Not many people have seen Tapeheads with Tim Robbins and John Cusack, and we want it stay that way. It's fun to see Robbins coming right off the success of Howard The Duck and Cusack sporting a wicked Errol Flynn 'stache as well.

The Lone Rangers

Airheads was undoubtedly He Said's favorite movie going into sixth grade, and the soundtrack was absolutely brutal and awesome. It had the first Motorhead song we ever owned, and the video for "Born To Raise Hell" featured Lemmy singing with Ice-T while wearing a head bandanna. What more do you want? The film was about a garage grunge band who takes a radio station hostage with squirt guns to get their demo played on the air.


HBO's Mr.
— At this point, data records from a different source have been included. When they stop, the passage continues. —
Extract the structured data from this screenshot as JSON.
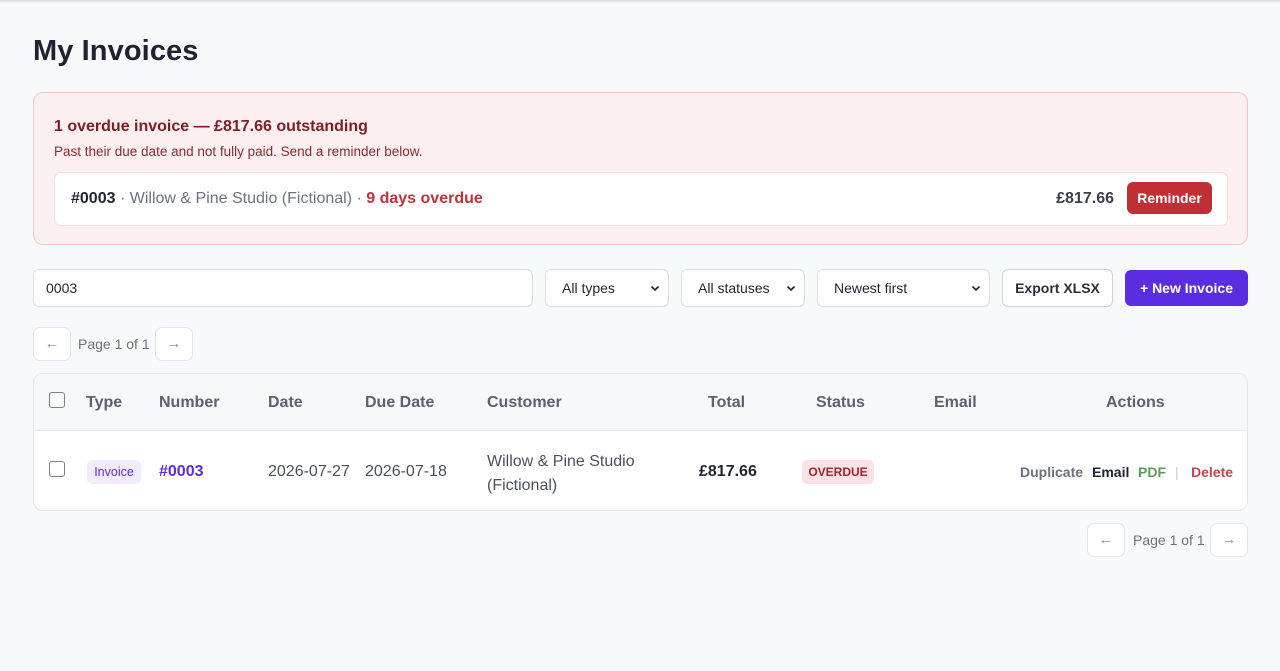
{
  "page": {
    "title": "My Invoices"
  },
  "alert": {
    "title": "1 overdue invoice — £817.66 outstanding",
    "subtitle": "Past their due date and not fully paid. Send a reminder below.",
    "item": {
      "number": "#0003",
      "customer": "Willow & Pine Studio (Fictional)",
      "overdue": "9 days overdue",
      "amount": "£817.66",
      "reminder_label": "Reminder"
    }
  },
  "toolbar": {
    "search_value": "0003",
    "type_filter": "All types",
    "status_filter": "All statuses",
    "sort": "Newest first",
    "export_label": "Export XLSX",
    "new_label": "+ New Invoice"
  },
  "pagination": {
    "prev": "←",
    "next": "→",
    "label": "Page 1 of 1"
  },
  "table": {
    "columns": [
      "Type",
      "Number",
      "Date",
      "Due Date",
      "Customer",
      "Total",
      "Status",
      "Email",
      "Actions"
    ],
    "rows": [
      {
        "type": "Invoice",
        "number": "#0003",
        "date": "2026-07-27",
        "due_date": "2026-07-18",
        "customer": "Willow & Pine Studio (Fictional)",
        "total": "£817.66",
        "status": "OVERDUE",
        "email": "",
        "actions": {
          "duplicate": "Duplicate",
          "email": "Email",
          "pdf": "PDF",
          "separator": "|",
          "delete": "Delete"
        }
      }
    ]
  },
  "colors": {
    "accent": "#5a2ee0",
    "danger": "#c02f36",
    "alert_bg": "#fbeff0"
  }
}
Show With Bob & David was a hotbed of fictional musical groups, and Titannica was only one of many that we adored. Who can forget 2001: A New Wave Godessy or Indomitable Spirit, the only band that featured a disembodied head playing the flute with an armless drummer backing him?

Barry Jive & The Uptown Five (nee Sonic Death Monkey)

This actually wouldn't have been too bad of a project, having Jack Black sing old soul standards. We would probably have at least downloaded it or something along the way. Before the band turned to the slow jams, they were called Sonic Death Monkey, which is still one of the coolest band names in history. Also, High Fidelity is very much The Notebook for music geeks such as us.

Venus In Furs

Here's a clip from the aforementioned Velvet Goldmine, with the band Venus In Furs fronted by Brian Slade. We still can't watch Jonathan Rhys Meyers in any movie he has done since without thinking of this character. It kind of puts a damper on watching The Tudors on Showtime.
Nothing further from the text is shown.